An eight-year journey

Jackson said the process to add the library and amphitheatre to the list of national historic landmarks began in 2005. The more he learned about the amphitheatre, Jackson said, the more historical significance he found to be associated with the site.

According to Jackson, the library and amphitheatre were previously listed as contributing resources to the High Street Historic District, but said he "thought the amphitheatre merited more recognition for that."

Jackson began an initiative to help upgrade the amphitheatre to its own listing on the national historic register.

Jackson received a grant from the Northeast Regional Park Service to conduct research and gather documentation on previously unrecognized historical sites, and used the funds to hire historic landscape specialist Lucinda Brockway of Kennebunk.
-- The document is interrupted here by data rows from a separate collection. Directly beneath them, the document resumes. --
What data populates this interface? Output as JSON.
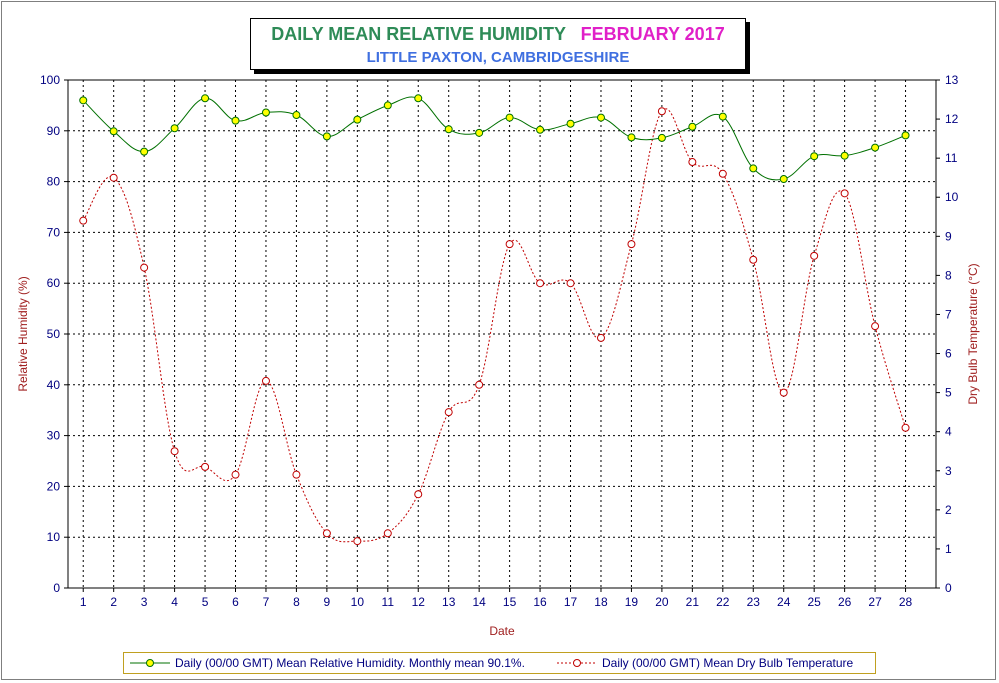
{
  "title": {
    "main": "DAILY MEAN RELATIVE HUMIDITY",
    "month": "FEBRUARY 2017",
    "subtitle": "LITTLE PAXTON, CAMBRIDGESHIRE"
  },
  "colors": {
    "humidity_line": "#007000",
    "humidity_marker": "#ffff00",
    "temperature_line": "#c00000",
    "left_axis_text": "#000080",
    "right_axis_text": "#000080",
    "left_axis_label": "#a02020",
    "right_axis_label": "#a02020"
  },
  "legend": {
    "humidity": "Daily (00/00 GMT) Mean Relative Humidity.  Monthly mean 90.1%.",
    "temperature": "Daily (00/00 GMT) Mean Dry Bulb Temperature"
  },
  "chart_data": {
    "type": "line",
    "title": "DAILY MEAN RELATIVE HUMIDITY   FEBRUARY 2017",
    "subtitle": "LITTLE PAXTON, CAMBRIDGESHIRE",
    "xlabel": "Date",
    "ylabel": "Relative Humidity (%)",
    "y2label": "Dry Bulb Temperature (°C)",
    "ylim": [
      0,
      100
    ],
    "y2lim": [
      0,
      13
    ],
    "yticks": [
      0,
      10,
      20,
      30,
      40,
      50,
      60,
      70,
      80,
      90,
      100
    ],
    "y2ticks": [
      0,
      1,
      2,
      3,
      4,
      5,
      6,
      7,
      8,
      9,
      10,
      11,
      12,
      13
    ],
    "grid": true,
    "legend_position": "bottom",
    "x": [
      1,
      2,
      3,
      4,
      5,
      6,
      7,
      8,
      9,
      10,
      11,
      12,
      13,
      14,
      15,
      16,
      17,
      18,
      19,
      20,
      21,
      22,
      23,
      24,
      25,
      26,
      27,
      28
    ],
    "series": [
      {
        "name": "Daily (00/00 GMT) Mean Relative Humidity.  Monthly mean 90.1%.",
        "axis": "left",
        "style": "solid",
        "values": [
          96.0,
          89.9,
          85.9,
          90.5,
          96.4,
          92.0,
          93.6,
          93.1,
          88.9,
          92.2,
          95.0,
          96.4,
          90.3,
          89.6,
          92.6,
          90.2,
          91.4,
          92.6,
          88.7,
          88.6,
          90.8,
          92.8,
          82.6,
          80.5,
          85.0,
          85.1,
          86.7,
          89.1
        ]
      },
      {
        "name": "Daily (00/00 GMT) Mean Dry Bulb Temperature",
        "axis": "right",
        "style": "dashed",
        "values": [
          9.4,
          10.5,
          8.2,
          3.5,
          3.1,
          2.9,
          5.3,
          2.9,
          1.4,
          1.2,
          1.4,
          2.4,
          4.5,
          5.2,
          8.8,
          7.8,
          7.8,
          6.4,
          8.8,
          12.2,
          10.9,
          10.6,
          8.4,
          5.0,
          8.5,
          10.1,
          6.7,
          4.1
        ]
      }
    ]
  }
}
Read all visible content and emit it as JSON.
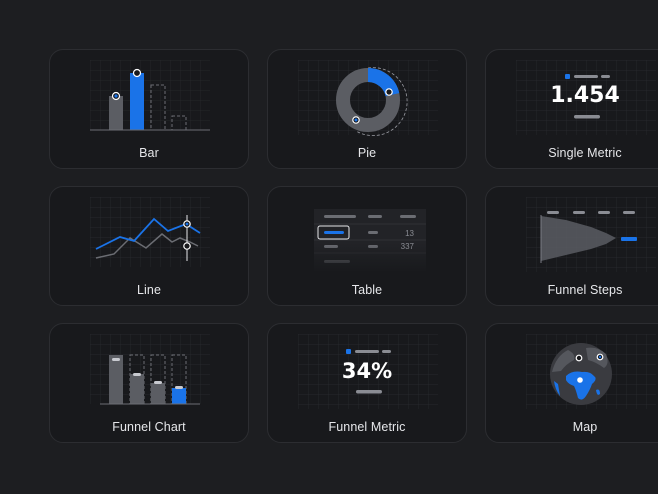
{
  "cards": [
    {
      "label": "Bar"
    },
    {
      "label": "Pie"
    },
    {
      "label": "Single Metric",
      "value": "1.454"
    },
    {
      "label": "Line"
    },
    {
      "label": "Table",
      "cells": [
        "13",
        "337"
      ]
    },
    {
      "label": "Funnel Steps"
    },
    {
      "label": "Funnel Chart"
    },
    {
      "label": "Funnel Metric",
      "value": "34%"
    },
    {
      "label": "Map"
    }
  ],
  "colors": {
    "accent": "#1a73e8",
    "bar": "#5b5d63",
    "background": "#1d1e21",
    "card": "#18191c"
  }
}
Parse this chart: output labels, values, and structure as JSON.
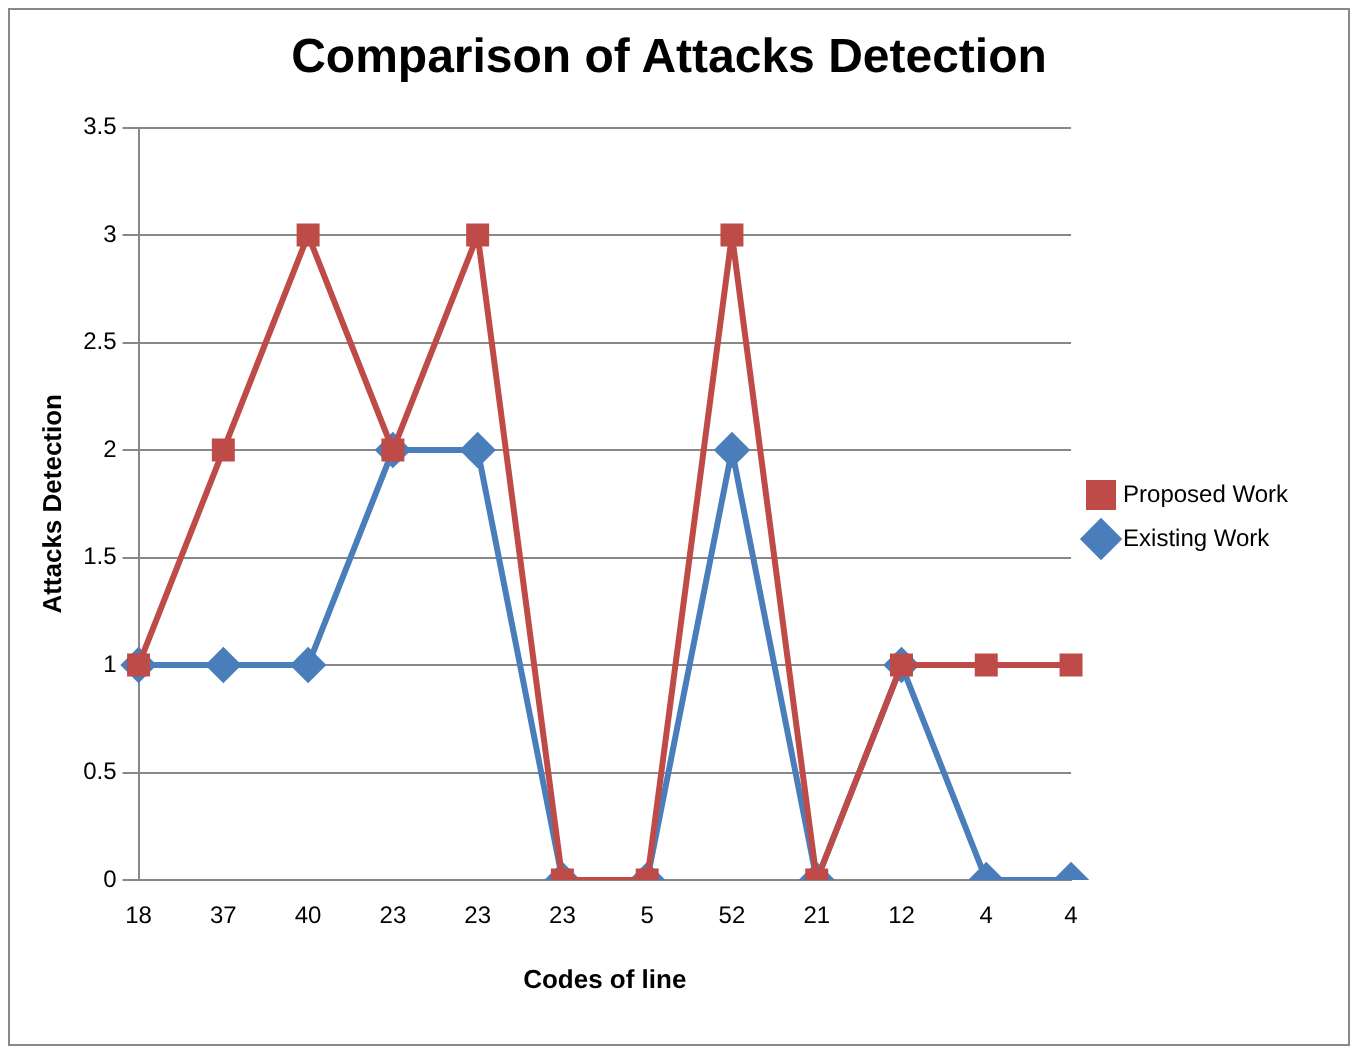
{
  "chart_data": {
    "type": "line",
    "title": "Comparison of Attacks Detection",
    "xlabel": "Codes of line",
    "ylabel": "Attacks Detection",
    "categories": [
      "18",
      "37",
      "40",
      "23",
      "23",
      "23",
      "5",
      "52",
      "21",
      "12",
      "4",
      "4"
    ],
    "series": [
      {
        "name": "Existing Work",
        "color": "#4a7ebb",
        "marker": "diamond",
        "values": [
          1,
          1,
          1,
          2,
          2,
          0,
          0,
          2,
          0,
          1,
          0,
          0
        ]
      },
      {
        "name": "Proposed Work",
        "color": "#be4b48",
        "marker": "square",
        "values": [
          1,
          2,
          3,
          2,
          3,
          0,
          0,
          3,
          0,
          1,
          1,
          1
        ]
      }
    ],
    "ylim": [
      0,
      3.5
    ],
    "yticks": [
      0,
      0.5,
      1,
      1.5,
      2,
      2.5,
      3,
      3.5
    ],
    "grid": "y",
    "legend": "right",
    "line_style": "solid"
  }
}
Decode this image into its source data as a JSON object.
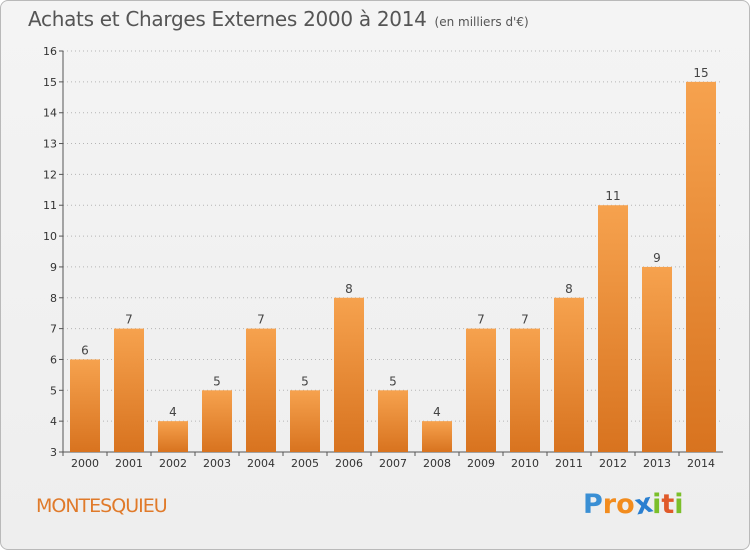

Brockaway wrote the library and amphitheatre's original nomination paper, which was submitted to the Maine Preservation Commission in 2005.

Following some editing, the nomination paper traveled through several offices of the National Park Service, where landscape historians worked on the document for several years. Eventually the paper made its way to historian Linda Flint McClelland, who Jackson said conducted an "enormous amount" of research on Steele's travels in Europe and the impact on his design philosophy.

Jackson said the nomination doubled in size during the review and re-editing process, which he said was a "significant value but it took a long time."

Following a presentation to Camden Public Library Executive Director Nikki Maounis, Jackson appeared before the National Historic Landmarks selection committee in Washington, D.C. on Nov. 8, 2012. The proposal was approved and sent on to the National Parks Advisory Board, Jackson said, and then to the Secretary of the Interior.

It was then, Jackson said, Camden Public Library and Amphitheatre's potential nomination to the list of National Historic Landmarks became "dicey."

Jackson worried that if the nomination was not dealt with before Salazar's planned March 2013 retirement, it would be several more years before additional progress was made. Rep. Chellie Pingree was asked to "put in a good word" for the project, Jackson said, and a similar request was relayed to Rep. Chris Rector.

"[And] all of a sudden everything broke loose yesterday," Jackson said, adding that the protracted time frame for the nomination was a "wonderful learning experience."

“We are thrilled to be recognized in this way,” said Camden Library Director Nikki Maounis, who thanked Jackson for his efforts, in a press release. “This national designation recognizes Camden’s historical contribution to American arts and culture.

"The national landmark designation will be invaluable to the library in our ongoing efforts to maintain and preserve this beautiful space for future generations. The designation puts the library on the map, quite literally. And that’s a good thing for public libraries everywhere as well as for the Town of Camden."

"It took a lot of patience," Jackson said. "I'm so impressed with the care that goes into choosing these landmarks…so it makes it all the more valuable, worth waiting for."

About Camden Public Library and Amphitheatre

According to the library website, Harbor Park and the Amphitheatre were a gift to the library in 1931 from Mary Louise Curtis Bok Zimbalist.

Constructed in 1928, Camden Public Library sits at the highest point on Main Street. Architects Parker Morse Hooper and Charles Greely Loring chose to position the building close to the street, under the shade of existing elms and maples – a more direct relationship with its surrounding built environment rather than its larger landscape scenery, the website states.